Madame Bradshaw was infamous for how quickly she could lose a baby. Bed rest, the doctor had said when she was carrying the one after Eeona. But she lost that one despite the bed. She’d drowned that one in her womb actually, but who could prove that? Fresh sea breeze, the doctor had said for the next, but Antoinette had pitched that one, too. Then bed
and
fresh air he had said, so Antoinette had been made to stay in bed all day and all night with the windows flung open. That baby made it to the quickening. But then stilled. Was stilled.

“I’m fine,” Antoinette called to Miss Lady, but Miss Lady flowed in anyway. She had tea and bread, which she left on the nightstand. She gave
Madame Bradshaw a hard look. “This one must be a girl. Stubborn,” she said, before taking away the chamber pot. Antoinette narrowed her eyes. Miss Lady knew Antoinette had other plans besides children. But Sheila Ladyinga could at least pretend as though she didn’t know—that would be more proper.
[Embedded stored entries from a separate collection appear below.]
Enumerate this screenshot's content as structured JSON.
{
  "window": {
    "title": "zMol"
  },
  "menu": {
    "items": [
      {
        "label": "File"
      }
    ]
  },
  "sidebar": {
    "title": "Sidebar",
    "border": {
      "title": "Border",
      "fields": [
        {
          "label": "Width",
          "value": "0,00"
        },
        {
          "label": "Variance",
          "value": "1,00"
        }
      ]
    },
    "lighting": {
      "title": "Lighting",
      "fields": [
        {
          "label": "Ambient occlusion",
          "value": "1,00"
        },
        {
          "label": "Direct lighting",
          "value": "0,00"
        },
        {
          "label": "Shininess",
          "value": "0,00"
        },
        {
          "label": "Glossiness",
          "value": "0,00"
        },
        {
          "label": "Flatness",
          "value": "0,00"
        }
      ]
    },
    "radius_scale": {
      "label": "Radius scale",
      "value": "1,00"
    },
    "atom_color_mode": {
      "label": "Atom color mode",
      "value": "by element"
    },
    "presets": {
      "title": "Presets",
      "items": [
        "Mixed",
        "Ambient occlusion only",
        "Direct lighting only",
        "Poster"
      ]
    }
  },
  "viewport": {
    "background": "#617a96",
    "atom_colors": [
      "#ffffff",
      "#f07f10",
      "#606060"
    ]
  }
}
She must be on Owen’s side, as the women in this household always would be. Antoinette leaned up on her elbow. And what was in this tea? Likely something to make this baby strong. Antoinette stopped drinking the tea. The bread was malleable. She ate and dreamed.

She daydreamed of her and her husband walking around the milk-and- honey streets of New York City in bright green iguana-skin shoes. But slowly it came to Antoinette that she had not heard Owen Arthur come in last night. Perhaps he had been with his tart. The witch, that obeah woman, Rebekah. Rebekah who could have baby after baby after baby and still play that piano and still sell lime and mesple in the market. A low-class market woman who had simply married well and whose husband had left her. But not Antoinette. She might have entrepreneurial dreams but she would not lower Bradshaw as Rebekah had lowered the McKenzie name. True, the McKenzie name was not as high as Bradshaw to begin with. The McKenzie men married well, but there wasn’t a ship captain among them. Either way, Antoinette’s endeavors would cause her family to rise, not recede.

Antoinette sat up and went to her writing table. She wrote a note telling Liva Lovernkrandt that she was coming straightaway to pay a visit to discuss private business matters. She called for Miss Lady to deliver it. Sheila Ladyinga could read; Antoinette would not have had a maid who could not. So Miss Lady could be trusted to knife open the note and believe that indeed Madame Bradshaw was going to Mrs. Lovernkrandt’s just now. And Miss Lady could be trusted to relay this false information to Owen if questioned. Madame Bradshaw was not going to the Lovernkrandts’ immediately. She was going to that very Rebekah McKenzie. Owen’s witch woman.